Carl Szabo, vice president and general counsel of the tech industry group NetChoice, said the bill would prevent tech platforms from removing exactly the type of content Congress has warned them about.
“This bill would thwart social media’s ability to remove Russian or Chinese election interference campaigns, misinformation about Covid-19, and cyberbullying from their services,” said Szabo, whose members include Amazon, Facebook, Google, TikTok and Twitter. “Furthermore, the bill would prevent online services from removing the very content Congress demands they remove – notably medical misinformation and efforts to undermine our elections.”
Blackburn brushed off such criticisms from the industry as nitpicking. She said much of content people would worry about would fall under the terms included in the bill and said her focus was on bringing a bill that would revise Section 230 without repealing it.

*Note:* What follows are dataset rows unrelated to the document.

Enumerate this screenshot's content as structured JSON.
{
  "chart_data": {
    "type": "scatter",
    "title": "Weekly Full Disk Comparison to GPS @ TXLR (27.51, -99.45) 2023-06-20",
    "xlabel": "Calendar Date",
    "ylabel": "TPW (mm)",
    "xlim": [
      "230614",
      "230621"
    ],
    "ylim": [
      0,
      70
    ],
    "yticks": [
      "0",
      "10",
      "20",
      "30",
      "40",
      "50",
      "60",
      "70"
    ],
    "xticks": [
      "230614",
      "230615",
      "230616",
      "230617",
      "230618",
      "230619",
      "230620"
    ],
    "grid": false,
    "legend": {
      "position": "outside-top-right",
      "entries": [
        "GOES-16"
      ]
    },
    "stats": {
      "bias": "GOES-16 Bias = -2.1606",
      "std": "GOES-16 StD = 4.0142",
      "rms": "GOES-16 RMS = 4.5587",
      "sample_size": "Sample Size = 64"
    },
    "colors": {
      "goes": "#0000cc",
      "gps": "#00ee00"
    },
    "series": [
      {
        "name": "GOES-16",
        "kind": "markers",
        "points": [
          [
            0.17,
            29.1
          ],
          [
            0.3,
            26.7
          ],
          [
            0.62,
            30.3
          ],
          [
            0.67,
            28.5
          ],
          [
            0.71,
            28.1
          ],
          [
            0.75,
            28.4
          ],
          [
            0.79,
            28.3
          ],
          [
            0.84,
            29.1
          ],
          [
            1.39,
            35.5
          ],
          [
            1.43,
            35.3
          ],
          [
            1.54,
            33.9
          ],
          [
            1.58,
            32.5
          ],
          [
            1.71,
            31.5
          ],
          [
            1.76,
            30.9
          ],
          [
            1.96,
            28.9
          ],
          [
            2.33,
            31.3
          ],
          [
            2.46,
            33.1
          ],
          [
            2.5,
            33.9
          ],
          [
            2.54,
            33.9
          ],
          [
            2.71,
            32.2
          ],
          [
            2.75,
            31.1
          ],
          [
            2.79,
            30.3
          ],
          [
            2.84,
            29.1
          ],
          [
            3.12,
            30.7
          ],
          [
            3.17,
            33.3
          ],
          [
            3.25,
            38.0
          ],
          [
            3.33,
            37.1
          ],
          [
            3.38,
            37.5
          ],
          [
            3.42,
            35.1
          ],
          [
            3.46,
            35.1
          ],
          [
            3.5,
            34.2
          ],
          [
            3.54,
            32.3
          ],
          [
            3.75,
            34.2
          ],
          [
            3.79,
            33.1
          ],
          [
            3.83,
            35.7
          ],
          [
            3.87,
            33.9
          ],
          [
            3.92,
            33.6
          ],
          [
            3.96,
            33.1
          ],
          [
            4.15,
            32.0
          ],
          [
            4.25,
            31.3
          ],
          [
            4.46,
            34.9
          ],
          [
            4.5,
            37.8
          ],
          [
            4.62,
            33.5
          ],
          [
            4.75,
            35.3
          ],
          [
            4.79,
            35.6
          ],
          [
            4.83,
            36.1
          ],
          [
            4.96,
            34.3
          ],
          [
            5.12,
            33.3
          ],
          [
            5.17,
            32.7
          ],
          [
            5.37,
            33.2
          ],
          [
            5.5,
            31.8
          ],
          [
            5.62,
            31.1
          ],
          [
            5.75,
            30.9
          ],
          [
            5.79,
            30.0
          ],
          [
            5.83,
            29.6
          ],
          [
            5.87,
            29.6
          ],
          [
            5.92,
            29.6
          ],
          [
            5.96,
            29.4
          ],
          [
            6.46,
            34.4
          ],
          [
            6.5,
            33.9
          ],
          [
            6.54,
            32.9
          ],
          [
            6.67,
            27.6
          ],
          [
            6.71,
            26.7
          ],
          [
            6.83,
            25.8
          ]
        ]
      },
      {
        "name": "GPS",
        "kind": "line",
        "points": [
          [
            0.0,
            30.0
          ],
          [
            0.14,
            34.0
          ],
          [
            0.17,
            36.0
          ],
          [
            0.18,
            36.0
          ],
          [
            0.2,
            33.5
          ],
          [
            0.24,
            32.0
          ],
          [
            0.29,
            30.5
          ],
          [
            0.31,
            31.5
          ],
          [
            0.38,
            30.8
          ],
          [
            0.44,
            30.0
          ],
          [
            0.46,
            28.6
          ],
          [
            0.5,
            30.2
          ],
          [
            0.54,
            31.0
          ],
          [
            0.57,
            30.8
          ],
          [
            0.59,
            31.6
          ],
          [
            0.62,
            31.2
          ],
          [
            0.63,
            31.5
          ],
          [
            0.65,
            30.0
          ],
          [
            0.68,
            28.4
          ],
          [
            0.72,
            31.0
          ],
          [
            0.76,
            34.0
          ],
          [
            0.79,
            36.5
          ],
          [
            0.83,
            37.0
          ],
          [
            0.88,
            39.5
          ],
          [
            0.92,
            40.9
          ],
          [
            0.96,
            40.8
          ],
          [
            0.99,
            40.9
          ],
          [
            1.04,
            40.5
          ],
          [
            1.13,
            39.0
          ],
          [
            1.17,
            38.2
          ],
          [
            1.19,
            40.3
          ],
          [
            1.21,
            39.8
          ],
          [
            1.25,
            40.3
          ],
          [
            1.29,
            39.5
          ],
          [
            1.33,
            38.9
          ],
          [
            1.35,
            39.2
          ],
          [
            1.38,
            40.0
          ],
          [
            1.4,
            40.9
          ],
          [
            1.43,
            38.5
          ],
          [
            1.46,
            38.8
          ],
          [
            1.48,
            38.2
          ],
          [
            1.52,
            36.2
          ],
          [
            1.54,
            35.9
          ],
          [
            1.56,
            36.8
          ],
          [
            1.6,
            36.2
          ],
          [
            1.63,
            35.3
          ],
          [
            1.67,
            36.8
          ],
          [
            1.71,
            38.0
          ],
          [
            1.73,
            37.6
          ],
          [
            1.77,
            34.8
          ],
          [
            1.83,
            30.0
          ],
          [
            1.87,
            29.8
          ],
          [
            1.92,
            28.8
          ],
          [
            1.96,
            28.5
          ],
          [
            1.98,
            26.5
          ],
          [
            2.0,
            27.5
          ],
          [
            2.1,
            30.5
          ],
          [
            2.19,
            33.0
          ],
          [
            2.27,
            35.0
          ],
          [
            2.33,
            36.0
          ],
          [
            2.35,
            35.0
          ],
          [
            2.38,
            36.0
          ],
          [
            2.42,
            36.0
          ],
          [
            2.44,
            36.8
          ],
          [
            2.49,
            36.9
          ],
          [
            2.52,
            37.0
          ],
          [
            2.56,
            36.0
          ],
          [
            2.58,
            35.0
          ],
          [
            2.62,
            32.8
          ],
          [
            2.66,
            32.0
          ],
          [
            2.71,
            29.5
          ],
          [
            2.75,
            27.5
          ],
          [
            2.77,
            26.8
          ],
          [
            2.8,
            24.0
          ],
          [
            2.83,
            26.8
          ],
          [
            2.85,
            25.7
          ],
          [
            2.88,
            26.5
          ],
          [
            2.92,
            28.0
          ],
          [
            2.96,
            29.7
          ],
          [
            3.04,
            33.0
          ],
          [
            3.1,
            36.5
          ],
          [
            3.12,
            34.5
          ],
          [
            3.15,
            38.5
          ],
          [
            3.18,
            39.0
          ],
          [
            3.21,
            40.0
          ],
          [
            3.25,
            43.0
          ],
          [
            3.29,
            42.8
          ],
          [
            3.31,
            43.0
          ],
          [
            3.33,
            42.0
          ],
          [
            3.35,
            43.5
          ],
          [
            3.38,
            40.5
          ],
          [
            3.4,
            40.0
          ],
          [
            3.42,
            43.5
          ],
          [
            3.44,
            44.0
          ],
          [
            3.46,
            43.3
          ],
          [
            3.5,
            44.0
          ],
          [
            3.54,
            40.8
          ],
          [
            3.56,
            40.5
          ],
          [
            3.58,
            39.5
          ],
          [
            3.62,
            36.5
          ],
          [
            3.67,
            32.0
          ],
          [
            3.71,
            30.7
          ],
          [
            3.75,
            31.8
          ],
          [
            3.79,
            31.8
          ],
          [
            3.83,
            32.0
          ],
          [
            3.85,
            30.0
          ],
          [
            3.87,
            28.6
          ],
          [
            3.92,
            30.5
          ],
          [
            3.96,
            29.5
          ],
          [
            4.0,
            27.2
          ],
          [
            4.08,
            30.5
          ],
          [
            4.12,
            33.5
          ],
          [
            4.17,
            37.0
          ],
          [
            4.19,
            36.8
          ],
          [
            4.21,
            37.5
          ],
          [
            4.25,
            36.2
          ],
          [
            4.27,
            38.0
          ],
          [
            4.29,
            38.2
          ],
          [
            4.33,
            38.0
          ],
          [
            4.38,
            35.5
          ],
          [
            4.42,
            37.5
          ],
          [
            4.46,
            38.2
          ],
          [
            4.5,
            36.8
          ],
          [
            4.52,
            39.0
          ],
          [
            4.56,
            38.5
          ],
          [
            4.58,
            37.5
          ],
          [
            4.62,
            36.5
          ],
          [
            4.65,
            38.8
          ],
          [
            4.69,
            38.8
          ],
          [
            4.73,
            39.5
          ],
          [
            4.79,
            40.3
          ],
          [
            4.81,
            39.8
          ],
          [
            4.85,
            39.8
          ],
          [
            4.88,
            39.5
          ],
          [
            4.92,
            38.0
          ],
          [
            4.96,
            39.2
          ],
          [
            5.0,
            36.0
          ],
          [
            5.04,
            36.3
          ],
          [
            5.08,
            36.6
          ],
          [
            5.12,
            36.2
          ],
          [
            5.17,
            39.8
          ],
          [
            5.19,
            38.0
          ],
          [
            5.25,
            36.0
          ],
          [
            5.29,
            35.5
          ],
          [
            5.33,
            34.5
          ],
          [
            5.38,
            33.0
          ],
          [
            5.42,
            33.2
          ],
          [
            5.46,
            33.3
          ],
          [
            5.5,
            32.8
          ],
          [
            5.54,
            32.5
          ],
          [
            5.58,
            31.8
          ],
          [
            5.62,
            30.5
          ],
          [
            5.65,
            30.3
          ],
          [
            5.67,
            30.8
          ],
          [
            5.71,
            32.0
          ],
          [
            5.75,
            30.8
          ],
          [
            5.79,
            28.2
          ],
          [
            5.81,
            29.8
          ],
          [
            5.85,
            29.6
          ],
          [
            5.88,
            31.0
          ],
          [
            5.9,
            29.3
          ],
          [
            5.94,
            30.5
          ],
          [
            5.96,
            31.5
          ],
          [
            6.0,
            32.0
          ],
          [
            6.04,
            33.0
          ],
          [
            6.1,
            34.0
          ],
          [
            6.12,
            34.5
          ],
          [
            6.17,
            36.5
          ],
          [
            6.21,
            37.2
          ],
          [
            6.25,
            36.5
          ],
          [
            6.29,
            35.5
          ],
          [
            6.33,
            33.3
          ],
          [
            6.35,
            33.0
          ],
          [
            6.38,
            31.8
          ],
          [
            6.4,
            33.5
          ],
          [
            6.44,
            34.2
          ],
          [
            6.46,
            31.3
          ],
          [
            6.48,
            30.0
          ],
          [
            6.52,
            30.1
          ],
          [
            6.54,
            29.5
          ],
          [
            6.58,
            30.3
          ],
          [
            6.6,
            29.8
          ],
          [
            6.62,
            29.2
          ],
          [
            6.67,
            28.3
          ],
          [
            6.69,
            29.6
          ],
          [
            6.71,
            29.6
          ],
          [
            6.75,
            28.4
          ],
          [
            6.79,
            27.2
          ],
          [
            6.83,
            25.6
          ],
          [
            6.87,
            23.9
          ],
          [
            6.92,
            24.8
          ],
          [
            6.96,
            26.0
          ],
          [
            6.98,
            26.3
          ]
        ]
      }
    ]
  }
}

“What I was seeking to do is to modify this and bring it to a point that we can get agreement and we can reform and not repeal because our innovators in this space are still going to need Section 230 protections,” Blackburn said, highlighting the need to give new innovators opportunities to benefit from protections that give them a chance to compete with the dominant players.
But such specificity could prevent many Democrats from getting on board with the bill, which is notably missing any Democratic co-sponsors. While Blackburn said she’s confident it will receive bipartisan and bicameral support, Democrats have pressed tech platforms throughout the election cycle to apply more fact-checks on medical misinformation and misleading election content and have shrugged at accusations of bias.
Several other bills reforming Section 230 have been introduced or are in the works. Graham introduced a separate bill, the EARN IT Act, with Sen. Richard Blumenthal, D-Conn., which would tie the liability protections to efforts to report child sexual abuse material. Industry critics claimed the bill would undermine encryption that protects users’ privacy, but the bill passed in the Judiciary Committee with a unanimous vote in July with amendments that watered down, but failed to eliminate, some of their concerns.